Die Sicherheit von Enflonsia wurde in den Studien ebenfalls bestätigt. Nebenwirkungen wie Reaktionen an der Injektionsstelle oder systemische Beschwerden waren mit denen der Placebogruppe vergleichbar, und es wurden keine behandlungsbedingten Todesfälle oder RSV-bedingten Todesfälle berichtet. In einer separaten Phase-III-Studie (SMART) zeigte Enflonsia eine vergleichbare Sicherheit und Wirksamkeit wie Palivizumab, ein älteres RSV-Präventionsmittel, das monatliche Injektionen erfordert.
Merck plant, Bestellungen für Enflonsia ab Juli 2025 anzunehmen, um eine Verfügbarkeit für die RSV-Saison 2025/2026 zu gewährleisten, die typischerweise im Herbst beginnt und bis zum Frühjahr andauert. Das Unternehmen erwartet, dass das Präparat eine bedeutende Entlastung für Familien und das Gesundheitssystem darstellen wird. „Wir sind begeistert, dass Enflonsia einen Unterschied für Säuglinge, Familien und das Gesundheitssystem machen wird“, sagte Paula Annunziato, Senior Vice President für klinische Forschung bei Merck.

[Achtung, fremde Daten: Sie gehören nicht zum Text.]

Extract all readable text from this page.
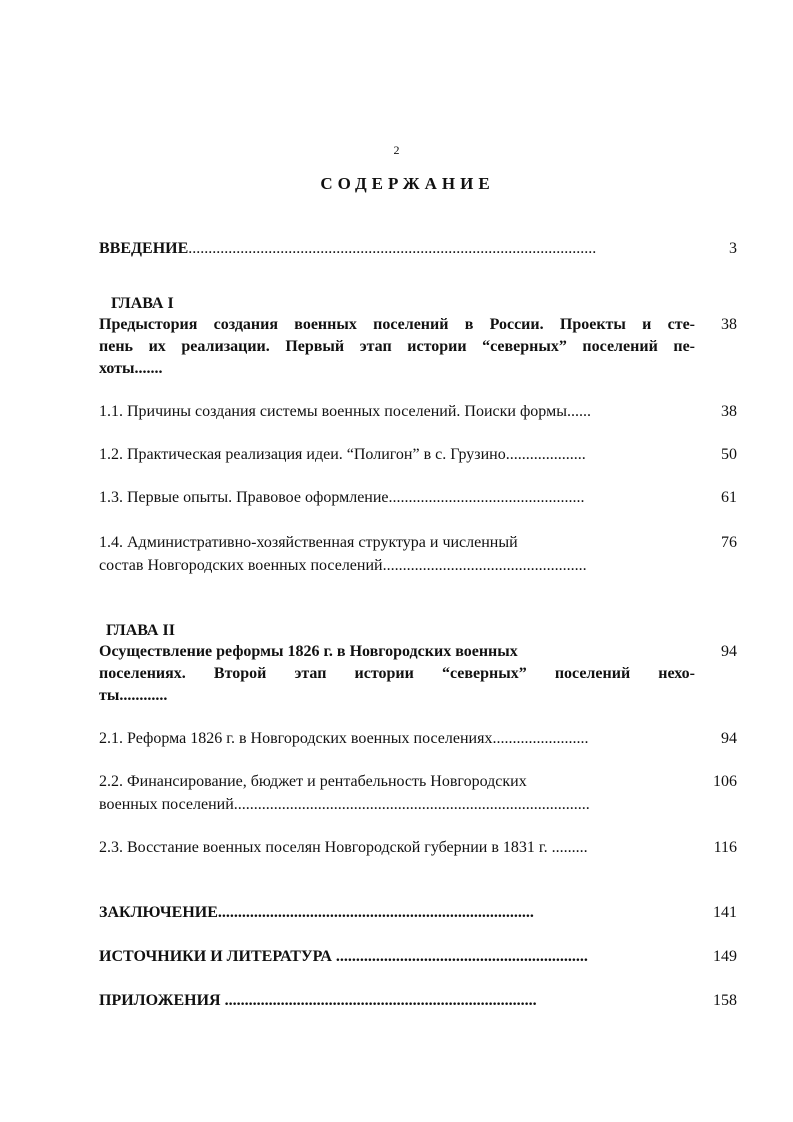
2
СОДЕРЖАНИЕ
ВВЕДЕНИЕ......................................................................................................	3
ГЛАВА I
Предыстория создания военных поселений в России. Проекты и сте-
пень их реализации. Первый этап истории “северных” поселений пе-
хоты.......
38
1.1. Причины создания системы военных поселений. Поиски формы......	38
1.2. Практическая реализация идеи. “Полигон” в с. Грузино....................	50
1.3. Первые опыты. Правовое оформление.................................................	61
1.4. Административно-хозяйственная структура и численный
состав Новгородских военных поселений...................................................
76
ГЛАВА II
Осуществление реформы 1826 г. в Новгородских военных
поселениях. Второй этап истории “северных” поселений нехо-
ты............
94
2.1. Реформа 1826 г. в Новгородских военных поселениях........................	94
2.2. Финансирование, бюджет и рентабельность Новгородских
военных поселений.........................................................................................
106
2.3. Восстание военных поселян Новгородской губернии в 1831 г. .........	116
ЗАКЛЮЧЕНИЕ...............................................................................	141
ИСТОЧНИКИ И ЛИТЕРАТУРА ...............................................................	149
ПРИЛОЖЕНИЯ ..............................................................................	158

Die Zulassung kommt zu einem Zeitpunkt, an dem die CDC-Beratungskommission für Impfpraktiken (ACIP) Änderungen erfährt. Am Montag entließ Gesundheitsminister Robert F. Kennedy Jr. alle 17 Mitglieder des Gremiums, was Fragen zur Funktionsfähigkeit der für den 25.–27. Juni geplanten Sitzung aufwirft, bei der Empfehlungen für Enflonsia und andere RSV-Präparate diskutiert werden sollen. Diese Unsicherheit könnte die Einführung von Enflonsia beeinflussen, da die CDC-Empfehlungen für die Akzeptanz im Gesundheitswesen entscheidend sind.
Trotz dieser Herausforderungen wird Enflonsia als Meilenstein in der RSV-Prävention gefeiert. Experten hoffen, dass die Einführung neuer Präparate wie Enflonsia die Kosten für RSV-Behandlungen langfristig senken und den Zugang für Familien verbessern wird. „Die Einfachheit und Wirksamkeit von Enflonsia könnte einen Wendepunkt im Kampf gegen RSV darstellen“, so Dr. Annunziato.
Mit der Zulassung von Enflonsia festigt Merck seine Position im wachsenden Markt für RSV-Präventionsmittel und bietet Eltern eine neue Hoffnung im Schutz ihrer Kinder vor dieser gefährlichen Krankheit.